L’influence de Twitter sur les scores de notre modèle de prédiction est donc la partie qui va demander le plus d’attention, que ce soit sur le choix de l’indicateur, les réactions aux annonces, la détection de robots ou de militants trop actifs ainsi que sur le poids relatif de cette approche dans le résultat final.

Volume Google

Twitter est sensible à l’opinion, ce qui est intéressant mais n’est pas l’intention de vote… et le volume de recherches Google concerne plus de personnes mais est, pour le coup, insensible à l’opinion. Il ne trie pas les questions selon les sujets, et sera donc lié à l’actualité autant qu’à un questionnement de fond : “Pourquoi vais-je voter pour lui/elle ?”

Les petits candidats en profitent donc et sont surestimés, tout comme les extrêmes.

Parmi les pistes de travail sur le sujet, nous réfléchissons à une étude des séries temporelles : plutôt que de prendre les volumes, on regarderait surtout le comportement des courbes de ces volumes.

Conclusion

Notre approche expérimentale a pour objectif d’être simple et donc interprétable. Notre modèle, hybride, permet de comparer les impacts de chacune de ses composantes.
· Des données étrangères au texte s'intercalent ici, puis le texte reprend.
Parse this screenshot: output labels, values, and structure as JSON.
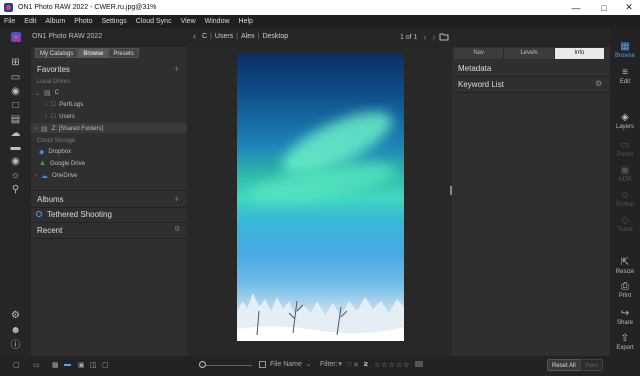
{
  "window": {
    "title": "ON1 Photo RAW 2022 - CWER.ru.jpg@31%",
    "controls": [
      "minimize-icon",
      "maximize-icon",
      "close-icon"
    ]
  },
  "menu": [
    "File",
    "Edit",
    "Album",
    "Photo",
    "Settings",
    "Cloud Sync",
    "View",
    "Window",
    "Help"
  ],
  "app": {
    "name": "ON1 Photo RAW 2022"
  },
  "breadcrumb": {
    "parts": [
      "C",
      "Users",
      "Alex",
      "Desktop"
    ]
  },
  "pager": {
    "text": "1 of 1"
  },
  "left_panel": {
    "tabs": [
      "My Catalogs",
      "Browse",
      "Presets"
    ],
    "active_tab": "Browse",
    "favorites": {
      "title": "Favorites"
    },
    "local_drives": {
      "label": "Local Drives",
      "items": [
        {
          "label": "C",
          "indent": 0
        },
        {
          "label": "PerfLogs",
          "indent": 1
        },
        {
          "label": "Users",
          "indent": 1
        },
        {
          "label": "Z: [Shared Folders]",
          "indent": 0
        }
      ]
    },
    "cloud_storage": {
      "label": "Cloud Storage",
      "items": [
        "Dropbox",
        "Google Drive",
        "OneDrive"
      ]
    },
    "albums": {
      "title": "Albums"
    },
    "tethered": {
      "title": "Tethered Shooting"
    },
    "recent": {
      "title": "Recent"
    }
  },
  "right_panel": {
    "tabs": [
      "Nav",
      "Levels",
      "Info"
    ],
    "active_tab": "Info",
    "sections": [
      "Metadata",
      "Keyword List"
    ]
  },
  "modules": {
    "top": [
      {
        "label": "Browse",
        "state": "active"
      },
      {
        "label": "Edit",
        "state": "normal"
      }
    ],
    "middle": [
      {
        "label": "Layers",
        "state": "normal"
      },
      {
        "label": "Paren",
        "state": "dim"
      },
      {
        "label": "HDR",
        "state": "dim"
      },
      {
        "label": "Portrai",
        "state": "dim"
      },
      {
        "label": "Trans",
        "state": "dim"
      }
    ],
    "bottom": [
      {
        "label": "Resize",
        "state": "normal"
      },
      {
        "label": "Print",
        "state": "normal"
      },
      {
        "label": "Share",
        "state": "normal"
      },
      {
        "label": "Export",
        "state": "normal"
      }
    ]
  },
  "bottom_bar": {
    "sort_label": "File Name",
    "filter_label": "Filter:",
    "reset_all": "Reset All",
    "sync": "Sync"
  },
  "colors": {
    "accent": "#4fa3e8",
    "panel": "#2f2f2f",
    "background": "#282828"
  }
}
Le résultat sans  être optimal du point de vue prédictif, est toutefois assez intéressant : nos chiffres finaux sur E. Macron et B. Hamon notamment sont précis : malgré la très grande proximité des scores, il y a peu d’inversions dans l’ordre des candidats; nous avions toutefois une plus grande fiabilité et  un écart de prédiction absolu plus faible que la semaine d’avant.

Pour y arriver, il existe de multiples pistes : un meilleur paramétrage des blocs politiques incluant peut-être le transfert entre blocs, l’amélioration de la détection de robots, l’optimisation de l’algorithme d’analyse de sentiments, l’ajustement du poids de Twitter, le lissage des volumes Google, l’usage de nouveaux indicateurs…

Comme nous avons pu le voir, les sondages d’intention de vote se sont avérés être d’une excellente qualité pour ce scrutin. Toutefois, sur d’autres scrutins comme les primaires, les élections US, le big data peut enrichir la vision donnée par les sondages.

Quel éclairage peut apporter le big data pour le second tour ?

Ce qui nous importe maintenant, c’est de continuer notre projet et d’améliorer nos algorithmes.

Notre modèle expérimental doit s’appuyer sur un historique de données assez conséquent pour être pertinent, alors qu’il n’y a historiquement qu’une seule configuration où le Front National a été au second tour, en 2002.

Il nous sera en revanche possible d’étudier en temps réel les dynamiques en oeuvre sur les réseaux sociaux, dont les tendances s’étaient montrées révélatrices sur la Primaire de la Gauche.

La prise en compte des données issues du web ou de l’open data est déjà envisagée par certains instituts de sondage traditionnels, et nous espérons que cette jeune discipline, passés les premières applications expérimentales, trouvera sa place parmi les autres outils reconnus aujourd’hui.